A short refreshment of the DNS protocol. We have different types of DNS servers, namely:
- Authoritative Nameservers
- Resolving/caching Nameservers
The authoritative nameserver is the nameserver which is responsible for a/multiple domain(s). These DNS servers know the correct IP address that belongs to one of his domains. If you need to know the IP that belongs to example.com. The responsible DNS server for example.com will have to be consulted to know the actual IP.
The resolving nameserver is a nameserver to whom clients can ask to resolve a certain domain. For instance if the client needs to know the IP of example.com it will ask the resolving nameserver, the resolving nameserver will then ask to the authorative nameserver (or a DNS server which can point him to what DNS server might know) what IP belongs to example.com. To put a little simplistic here’s an example:
- Computer: I need to know the IP of example.com, I shall query the configured Resolving DNS server A
- DNS server A: Computer needs to resolve example.com, I don’t know example.com, but I know who knows .com, I’ll ask DNS Server B
- DNS server B: I don’t know the IP of example.com, but I know the server who is responsible for example.com, it’s DNS Server C
- DNS server A: Hello DNS server C, what is the IP of example.com?
- DNS server C: Hello DNS server A, I know the IP for example.com, it’s 220.127.116.11
- DNS server A: Hello computer, the IP address of example.com is 18.104.22.168
In principle a resolving DNS server should only respond to hosts he trusts. For instance as an ISP you want all requests comming from clients using IPs allocated or used by you to be able perform DNS requests, but not outside of your network. However this is where things go wrong, some resolving DNS servers are completely open and will reply to anyone who asks. This is handy in one way, because if you ever need to resolve domain names and the network you are in doesn’t have a DNS server, you can just ask any of the open ones. I always make my machines resolve from 22.214.171.124, which is Google’s DNS service. It’s an easy to remember number and you know the reliability will probably be alot higher than your ISP can guarantee.

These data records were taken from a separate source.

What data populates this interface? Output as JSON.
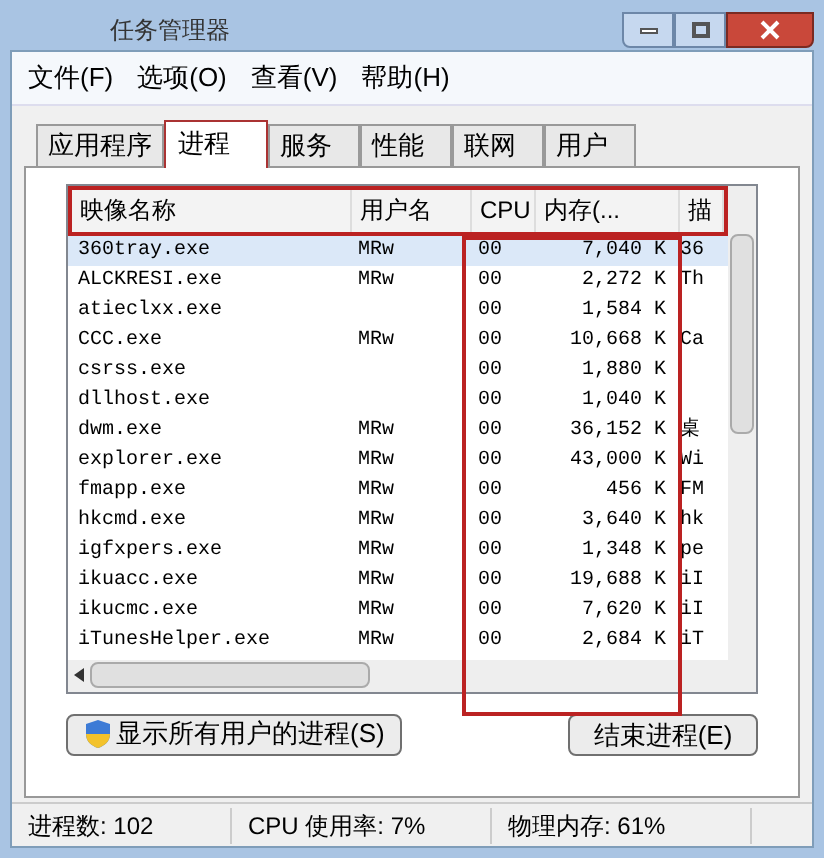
{
  "window": {
    "title": "任务管理器"
  },
  "menu": [
    "文件(F)",
    "选项(O)",
    "查看(V)",
    "帮助(H)"
  ],
  "tabs": [
    {
      "label": "应用程序",
      "selected": false
    },
    {
      "label": "进程",
      "selected": true
    },
    {
      "label": "服务",
      "selected": false
    },
    {
      "label": "性能",
      "selected": false
    },
    {
      "label": "联网",
      "selected": false
    },
    {
      "label": "用户",
      "selected": false
    }
  ],
  "table": {
    "columns": [
      "映像名称",
      "用户名",
      "CPU",
      "内存(...",
      "描"
    ],
    "rows": [
      {
        "cells": [
          "360tray.exe",
          "MRw",
          "00",
          "7,040 K",
          "36"
        ],
        "selected": true
      },
      {
        "cells": [
          "ALCKRESI.exe",
          "MRw",
          "00",
          "2,272 K",
          "Th"
        ],
        "selected": false
      },
      {
        "cells": [
          "atieclxx.exe",
          "",
          "00",
          "1,584 K",
          ""
        ],
        "selected": false
      },
      {
        "cells": [
          "CCC.exe",
          "MRw",
          "00",
          "10,668 K",
          "Ca"
        ],
        "selected": false
      },
      {
        "cells": [
          "csrss.exe",
          "",
          "00",
          "1,880 K",
          ""
        ],
        "selected": false
      },
      {
        "cells": [
          "dllhost.exe",
          "",
          "00",
          "1,040 K",
          ""
        ],
        "selected": false
      },
      {
        "cells": [
          "dwm.exe",
          "MRw",
          "00",
          "36,152 K",
          "桌"
        ],
        "selected": false
      },
      {
        "cells": [
          "explorer.exe",
          "MRw",
          "00",
          "43,000 K",
          "Wi"
        ],
        "selected": false
      },
      {
        "cells": [
          "fmapp.exe",
          "MRw",
          "00",
          "456 K",
          "FM"
        ],
        "selected": false
      },
      {
        "cells": [
          "hkcmd.exe",
          "MRw",
          "00",
          "3,640 K",
          "hk"
        ],
        "selected": false
      },
      {
        "cells": [
          "igfxpers.exe",
          "MRw",
          "00",
          "1,348 K",
          "pe"
        ],
        "selected": false
      },
      {
        "cells": [
          "ikuacc.exe",
          "MRw",
          "00",
          "19,688 K",
          "iI"
        ],
        "selected": false
      },
      {
        "cells": [
          "ikucmc.exe",
          "MRw",
          "00",
          "7,620 K",
          "iI"
        ],
        "selected": false
      },
      {
        "cells": [
          "iTunesHelper.exe",
          "MRw",
          "00",
          "2,684 K",
          "iT"
        ],
        "selected": false
      }
    ]
  },
  "buttons": {
    "show_all": "显示所有用户的进程(S)",
    "end": "结束进程(E)"
  },
  "status_bar": [
    "进程数: 102",
    "CPU 使用率: 7%",
    "物理内存: 61%"
  ]
}
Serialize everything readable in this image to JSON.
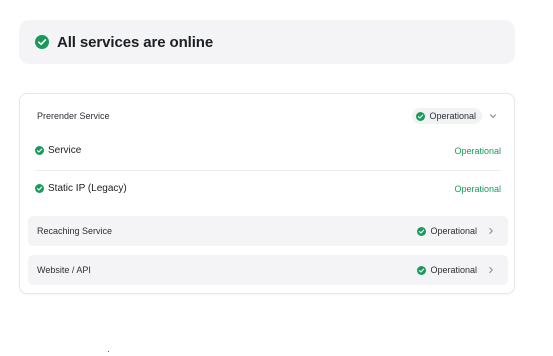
{
  "banner": {
    "title": "All services are online",
    "icon": "check-circle-icon",
    "color": "#1a9a5a"
  },
  "group": {
    "label": "Prerender Service",
    "status": "Operational",
    "expanded": true,
    "subservices": [
      {
        "label": "Service",
        "status": "Operational"
      },
      {
        "label": "Static IP (Legacy)",
        "status": "Operational"
      }
    ]
  },
  "services": [
    {
      "label": "Recaching Service",
      "status": "Operational"
    },
    {
      "label": "Website / API",
      "status": "Operational"
    }
  ],
  "colors": {
    "operational": "#1a9a5a",
    "row_bg": "#f4f4f6",
    "border": "#e6e7ea"
  }
}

Another feature of DNS which facilitates this attack is contained in the 4th layer of the OSI model, the transport layer. DNS is sent over UDP (it can actually also be sent over TCP according to the RFC, but it’s not used a lot), UDP is a connection-less protocol meaning it provides no consistency or reliability that you received all data, but at the same time the amount of overhead is reduced, making it very fast. The light weightness and speed of UDP makes it ideal for DNS, in the end you just want a chunk of a relatively small amount of data. Because it doesn’t require a handshake to be completed, you can easily spoof the source IP of the UDP request and the server will answer to whatever source IP you put in the UDP request.
Amplification: a flaw in the DNS protocol
Do note that the following examples are in an ideal world and would possibly not be achievable. As said before you can request a DNS server to give you a corresponding IP for a certain domain name you would like to resolve. A major flaw in DNS is the size of the question versus that of the answer. On average a DNS request is about 20-30 bytes long, but answers (depending on what you ask) can go up to 512 bytes. This is where things become interesting, because this means that a server replying to a DNS message needs to send significantly more data than the original requestor did. This was actually used in the past to take down DNS servers as they need to perform a lot more effort than the requestor.

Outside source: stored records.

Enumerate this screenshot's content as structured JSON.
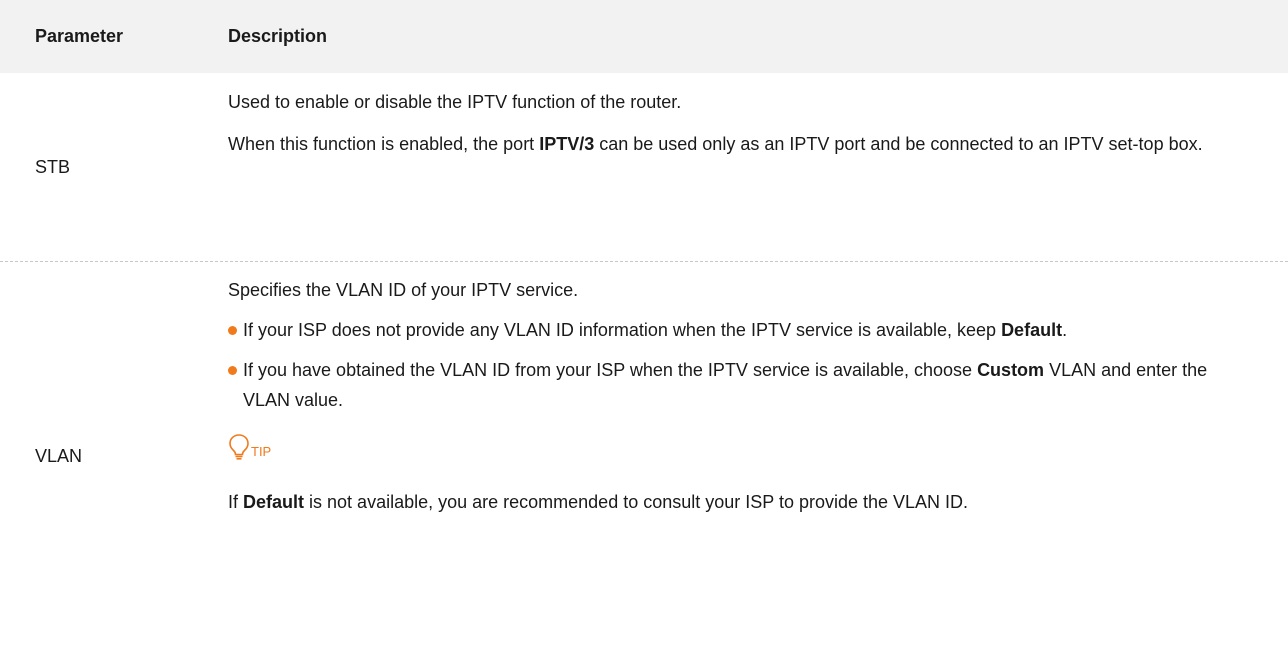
{
  "table": {
    "header": {
      "parameter": "Parameter",
      "description": "Description"
    },
    "rows": [
      {
        "param": "STB",
        "desc_line1": "Used to enable or disable the IPTV function of the router.",
        "desc_line2_pre": "When this function is enabled, the port ",
        "desc_line2_bold": "IPTV/3",
        "desc_line2_post": " can be used only as an IPTV port and be connected to an IPTV set-top box."
      },
      {
        "param": "VLAN",
        "desc_line1": "Specifies the VLAN ID of your IPTV service.",
        "bullet1_pre": "If your ISP does not provide any VLAN ID information when the IPTV service is available, keep ",
        "bullet1_bold": "Default",
        "bullet1_post": ".",
        "bullet2_pre": "If you have obtained the VLAN ID from your ISP when the IPTV service is available, choose ",
        "bullet2_bold": "Custom",
        "bullet2_post": " VLAN and enter the VLAN value.",
        "tip_label": "TIP",
        "tip_pre": "If ",
        "tip_bold": "Default",
        "tip_post": " is not available, you are recommended to consult your ISP to provide the VLAN ID."
      }
    ]
  },
  "colors": {
    "accent": "#f07a1c",
    "header_bg": "#f2f2f2",
    "divider": "#c8c8c8"
  }
}
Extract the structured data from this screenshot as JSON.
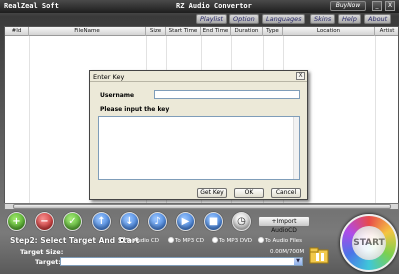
{
  "window": {
    "brand": "RealZeal Soft",
    "title": "RZ Audio Convertor",
    "buy_now": "BuyNow",
    "minimize": "_",
    "close": "X"
  },
  "menu": {
    "items": [
      "Playlist",
      "Option",
      "Languages",
      "Skins",
      "Help",
      "About"
    ]
  },
  "table": {
    "columns": [
      "#Id",
      "FileName",
      "Size",
      "Start Time",
      "End Time",
      "Duration",
      "Type",
      "Location",
      "Artist"
    ]
  },
  "dialog": {
    "title": "Enter Key",
    "close": "X",
    "username_label": "Username",
    "username_value": "",
    "key_label": "Please input the key",
    "key_value": "",
    "get_key": "Get Key",
    "ok": "OK",
    "cancel": "Cancel"
  },
  "toolbar": {
    "icons": [
      "add-icon",
      "remove-icon",
      "check-icon",
      "arrow-up-icon",
      "arrow-down-icon",
      "music-icon",
      "play-icon",
      "stop-icon",
      "clock-icon"
    ],
    "import_cd": "Import AudioCD"
  },
  "step2": {
    "heading": "Step2: Select Target And Start",
    "options": [
      "To Audio CD",
      "To MP3 CD",
      "To MP3 DVD",
      "To Audio Files"
    ],
    "selected": "To Audio CD",
    "target_size_label": "Target Size:",
    "target_size_value": "0.00M/700M",
    "target_label": "Target:",
    "target_value": ""
  },
  "start": {
    "label": "START"
  }
}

Since we can alter the source address of the DNS request, we can put the our victim’s IP address as source. We then send a valid DNS request with the modified source address to a resolving DNS server. It will then send the answer to the address located in the DNS request. Let’s say we have a 1 Mbit line (upload) and we saturate it completely with 25 byte long requests, we should (ideally) be able to send 5000 requests per second. Because we have altered the DNS request source address it’s our victim that will receive all the answers. Since the requests are up to 512 bytes long, this might result in 5000*512 bytes/s (2.4 megabyte) or almost 20 Mbit/s. This is why it’s called a DNS amplification attack, because we can transform our 1 mbit into 20 mbit, amplifying the traffic.
There are a lot of benefits for using this type of Denial of Service, because you can use “slow” lines. The upload speed needn’t be massive to generate a lot of traffic, so ADSL lines used in internet home connections can be used more effectively. You also don’t need a lot of compromised machines. To get the same amount of traffic by just doing a normal UDP flood, you would need 20 times (the amount of amplification) more hosts. Discovering these bots will be difficult as well since the source address is altered.
Now in the case of Spamhaus, an attack was initiated with a bandwidth reaching up to 300 gbit/s. There were some claims about the DDoS being “the one that almost broke the internet“, however a Tier one provider (NTT) said that while 300 gbit/s may be a lot of bandwidth for a single enterprise, but considering Tier 1 providers are running into several tbit/s, 300 gbit isn’t going to take them down so easily. Akamai said that they didn’t see the internet taking a big hit, just a rather high increase of traffic around Western Europe (as displayed in the figure below).
This doesn’t mean it wasn’t significant, Kaspersky Labs said that it is probably the largest DDoS ever recorded. Eugene Kaspersky even said we have to be happy they only used 30 thousand resolvers. This attack could have taken down a lot of DNS servers as well, which may end in disturbing service. The fear mongering is obviously a marketing technique used by CloudFlare to gain more clients, but regardless of their marketing stunts, I must admit they still did a great job at mitigating attack. PALMAM QUI MERUIT FERAT, “let whoever earns the palm bear it”, not only CloudFlare helped Spamhaus to mitigate this attack, but also Google absorbed some of the traffic.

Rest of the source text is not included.